Bankruptcies among restaurants with less than 10 million yen in liabilities rose 137 percent over the same period, said Tokyo Shoko Research, a firm that tracks similar data, while the total for the service sector, including restaurants, rose. 64.4 percent.

But industry insiders hope that’s just the tip of the iceberg, as local stores often close without an official presentation.

“Many ramen shops will not appear in numbers when they close because they are small, privately owned businesses,” said Haga, who has not received a salary since April.

Hiroaki Nakazawa, a 42-year-old pharmacist who has frequented Shirohachi for about a decade, said he was saddened by its closure. “There is only one place like this.”

At least seven other noodle stands in the central Tokyo area, popular with tourists, where Haga has his tableless shop, which seats nine people at the counter, have already closed since March this year.

Nationwide, 34 ramen companies with at least 10 million yen in liabilities went bankrupt during the first nine months of 2020, also a record for the period, Teikoku Databank said.

Ramen japan bankruptcies

LACK OF FUNDS

Another reason experts say the statistics underestimate the true impact of the pandemic on ramen shops is that closing the door is expensive due to the requirements of owners to leave the shops dismantled after a six-month notice period. months.

“There are many companies that lack cash flow,” said Manabu Shintani, CEO of Actpro, a provider of real estate brokerage services.

Among noodle shops, the first to pull out this year were those whose businesses were already on the razor’s edge before COVID-19, often run by elderly owners, said Takeshi Yamamoto, an independent ramen critic who tracks the store closings.

These were followed by a wave of noodle chains closing outlets, and now some places with younger owners are closing, said Yamamoto, who has eaten at more than 10,000 noodle shops.

He estimated that the actual number of ramen shops that closed across the country was about 290 in October and November alone.

The avalanche of closures has helped some.

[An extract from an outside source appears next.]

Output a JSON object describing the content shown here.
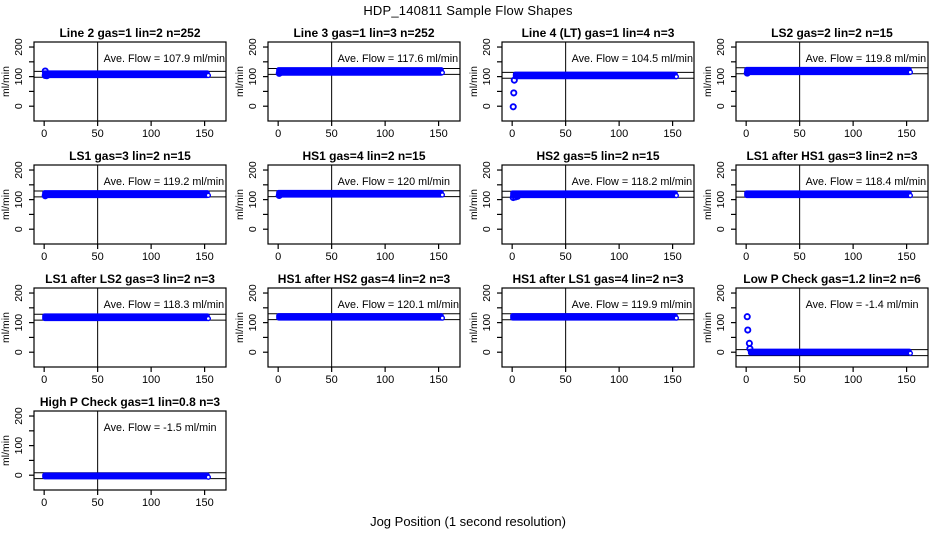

Actpro’s platform for linking businesses looking to close with businesses hoping to move to the vacant location has been a success.

Once a match is made, a restaurant owner and incoming owner negotiate with the owner to cut costs.

The company has seen pairings quadruple to around 70 to 80 a month after the crisis began to take its toll, Shintani said.

Shirohachi’s Haga used about $ 29,000 in government subsidies to go through its shutdown.

She tried offering her noodles via takeout but couldn’t make up for the income she lost after office worker visits decreased due to work-from-home restrictions.

“Even among the most popular places, take-out sales do not exceed” the crisis sales decline, said ramen critic Yamamoto.